Appuyez-vous sur les enjeux environnementaux et sociétaux
Vous avez commencé à vous réunir au sein de votre collectif interne d’acteurs de changement. Vous avez créé des groupes en fonction des sujets qui parlent le plus à chacun, et sur lesquels chacun se sentait le plus à même d’intervenir et d’être force de proposition.
En ce qui concerne la stratégie, il n’est pas toujours évident de se sentir légitime…
Ayez conscience que votre organisation a un intérêt vital à évoluer pour intégrer une démarche environnementale et sociétale réelle, et aller plus loin encore en faisant évoluer sa stratégie et ses business models. Le monde change très vite, tout comme les prises de conscience citoyennes. C’est pour cela qu’il est nécessaire pour votre entreprise de prendre en compte et de répondre aux enjeux climatiques et environnementaux dans sa stratégie et ses décisions. Demain, votre entreprise pourrait :
perdre ses clients ;
ne plus avoir accès aux ressources nécessaires pour continuer son activité ;
être emportée par des crises répétées : avec leurs impacts humains et économiques.

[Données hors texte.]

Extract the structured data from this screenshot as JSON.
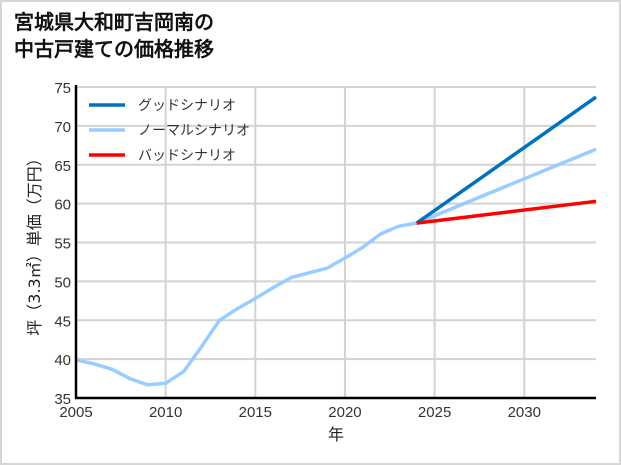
{
  "title_line1": "宮城県大和町吉岡南の",
  "title_line2": "中古戸建ての価格推移",
  "chart_data": {
    "type": "line",
    "title": "宮城県大和町吉岡南の中古戸建ての価格推移",
    "xlabel": "年",
    "ylabel": "坪（3.3㎡）単価（万円）",
    "xlim": [
      2005,
      2034
    ],
    "ylim": [
      35,
      75
    ],
    "xticks": [
      2005,
      2010,
      2015,
      2020,
      2025,
      2030
    ],
    "yticks": [
      35,
      40,
      45,
      50,
      55,
      60,
      65,
      70,
      75
    ],
    "grid": true,
    "legend_position": "upper left",
    "series": [
      {
        "name": "グッドシナリオ",
        "color": "#0070c0",
        "x": [
          2024,
          2034
        ],
        "values": [
          57.5,
          73.7
        ]
      },
      {
        "name": "ノーマルシナリオ",
        "color": "#99ccff",
        "x": [
          2005,
          2006,
          2007,
          2008,
          2009,
          2010,
          2011,
          2012,
          2013,
          2014,
          2015,
          2016,
          2017,
          2018,
          2019,
          2020,
          2021,
          2022,
          2023,
          2024,
          2034
        ],
        "values": [
          39.9,
          39.4,
          38.7,
          37.5,
          36.7,
          36.9,
          38.4,
          41.6,
          45.0,
          46.5,
          47.8,
          49.2,
          50.5,
          51.1,
          51.7,
          53.0,
          54.4,
          56.1,
          57.1,
          57.5,
          67.0
        ]
      },
      {
        "name": "バッドシナリオ",
        "color": "#ff0000",
        "x": [
          2024,
          2034
        ],
        "values": [
          57.5,
          60.3
        ]
      }
    ]
  }
}
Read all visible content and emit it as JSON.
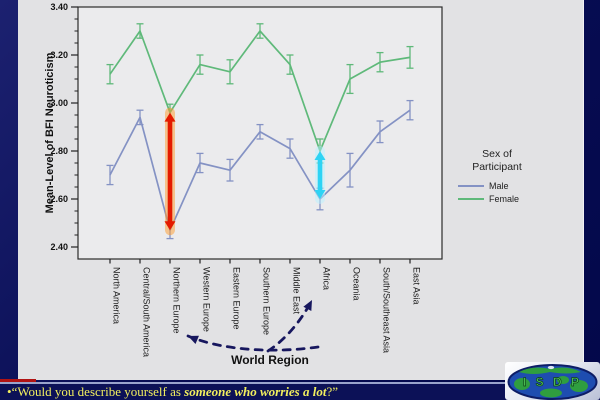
{
  "slide": {
    "caption": {
      "bullet": "•",
      "prefix": "“Would you describe yourself as ",
      "emphasis": "someone who worries a lot",
      "suffix": "?”",
      "text_color": "#f2ef5e",
      "bar_color": "#0c1157",
      "divider_color": "#9aa4cc",
      "red_mark_color": "#b01313"
    },
    "logo": {
      "letters": "I S D P",
      "ocean_color": "#1e4db0",
      "land_color": "#2f9e3f",
      "letter_color": "#54cf5e"
    }
  },
  "chart_data": {
    "type": "line",
    "title": "",
    "ylabel": "Mean-Level of BFI Neuroticism",
    "xlabel": "World Region",
    "ylim": [
      2.35,
      3.4
    ],
    "yticks": [
      2.4,
      2.6,
      2.8,
      3.0,
      3.2,
      3.4
    ],
    "ytick_minor_step": 0.05,
    "grid": "off",
    "error_bars": true,
    "categories": [
      "North America",
      "Central/South America",
      "Northern Europe",
      "Western Europe",
      "Eastern Europe",
      "Southern Europe",
      "Middle East",
      "Africa",
      "Oceania",
      "South/Southeast Asia",
      "East Asia"
    ],
    "series": [
      {
        "name": "Male",
        "color": "#8492c4",
        "values": [
          2.7,
          2.94,
          2.47,
          2.75,
          2.72,
          2.88,
          2.81,
          2.6,
          2.72,
          2.88,
          2.97
        ],
        "errors": [
          0.04,
          0.03,
          0.035,
          0.04,
          0.045,
          0.03,
          0.04,
          0.045,
          0.07,
          0.045,
          0.04
        ]
      },
      {
        "name": "Female",
        "color": "#5fb97a",
        "values": [
          3.12,
          3.3,
          2.96,
          3.16,
          3.13,
          3.3,
          3.16,
          2.8,
          3.1,
          3.17,
          3.19
        ],
        "errors": [
          0.04,
          0.03,
          0.035,
          0.04,
          0.05,
          0.03,
          0.04,
          0.05,
          0.06,
          0.04,
          0.045
        ]
      }
    ],
    "legend": {
      "title": "Sex of Participant",
      "position": "right"
    },
    "annotations": [
      {
        "id": "red-gap-arrow",
        "type": "double-arrow",
        "category": "Northern Europe",
        "from": 2.47,
        "to": 2.96,
        "color": "#e41a00",
        "glow": "#ff9d2e"
      },
      {
        "id": "cyan-gap-arrow",
        "type": "double-arrow",
        "category": "Africa",
        "from": 2.6,
        "to": 2.8,
        "color": "#2ed3f4",
        "glow": "#b9f1ff"
      },
      {
        "id": "dashed-pointer-northern-europe",
        "type": "dashed-arrow",
        "target": "Northern Europe",
        "color": "#17175e"
      },
      {
        "id": "dashed-pointer-africa",
        "type": "dashed-arrow",
        "target": "Africa",
        "color": "#17175e"
      }
    ]
  }
}
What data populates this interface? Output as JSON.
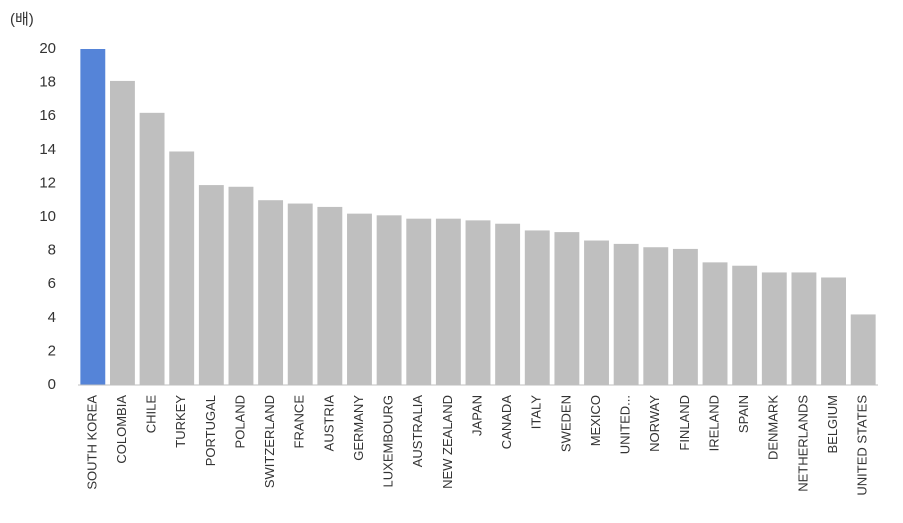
{
  "chart_data": {
    "type": "bar",
    "y_label": "(배)",
    "categories": [
      "SOUTH KOREA",
      "COLOMBIA",
      "CHILE",
      "TURKEY",
      "PORTUGAL",
      "POLAND",
      "SWITZERLAND",
      "FRANCE",
      "AUSTRIA",
      "GERMANY",
      "LUXEMBOURG",
      "AUSTRALIA",
      "NEW ZEALAND",
      "JAPAN",
      "CANADA",
      "ITALY",
      "SWEDEN",
      "MEXICO",
      "UNITED...",
      "NORWAY",
      "FINLAND",
      "IRELAND",
      "SPAIN",
      "DENMARK",
      "NETHERLANDS",
      "BELGIUM",
      "UNITED STATES"
    ],
    "values": [
      20.0,
      18.1,
      16.2,
      13.9,
      11.9,
      11.8,
      11.0,
      10.8,
      10.6,
      10.2,
      10.1,
      9.9,
      9.9,
      9.8,
      9.6,
      9.2,
      9.1,
      8.6,
      8.4,
      8.2,
      8.1,
      7.3,
      7.1,
      6.7,
      6.7,
      6.4,
      4.2
    ],
    "colors": [
      "#5584d8",
      "#bfbfbf",
      "#bfbfbf",
      "#bfbfbf",
      "#bfbfbf",
      "#bfbfbf",
      "#bfbfbf",
      "#bfbfbf",
      "#bfbfbf",
      "#bfbfbf",
      "#bfbfbf",
      "#bfbfbf",
      "#bfbfbf",
      "#bfbfbf",
      "#bfbfbf",
      "#bfbfbf",
      "#bfbfbf",
      "#bfbfbf",
      "#bfbfbf",
      "#bfbfbf",
      "#bfbfbf",
      "#bfbfbf",
      "#bfbfbf",
      "#bfbfbf",
      "#bfbfbf",
      "#bfbfbf",
      "#bfbfbf"
    ],
    "ylim": [
      0,
      20
    ],
    "yticks": [
      0,
      2,
      4,
      6,
      8,
      10,
      12,
      14,
      16,
      18,
      20
    ],
    "grid": false
  }
}
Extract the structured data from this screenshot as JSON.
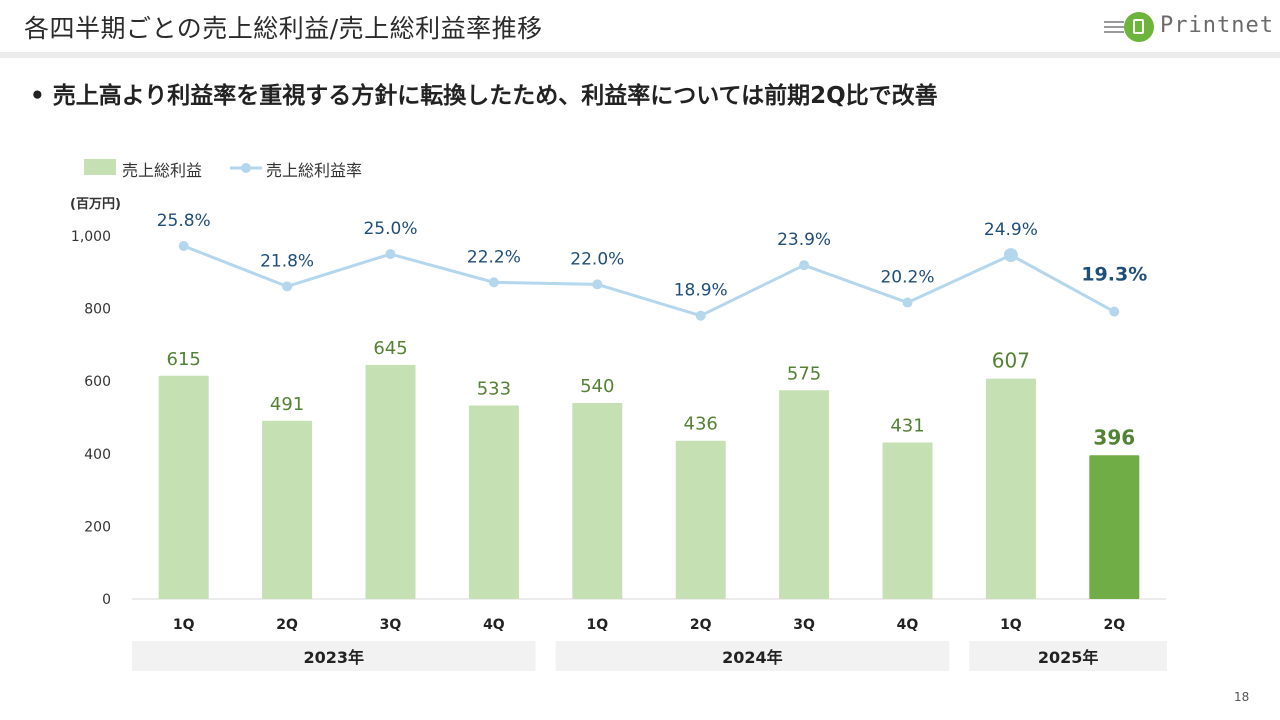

Et même si elle agit pour protéger ses activités des effets du réchauffement climatique, elle pourrait être menacée par :
le manque de résilience des fournisseurs dont elle dépend ;
les risques qui vont peser sur les réseaux de transport (ports, aéroports) ;
le durcissement des réglementations sur le climat ;
les risques de poursuites juridiques par des villes ou des États, des populations ou des associations au nom des droits de l’Homme, ou encore des particuliers ou des associations, au nom de l’argument économique.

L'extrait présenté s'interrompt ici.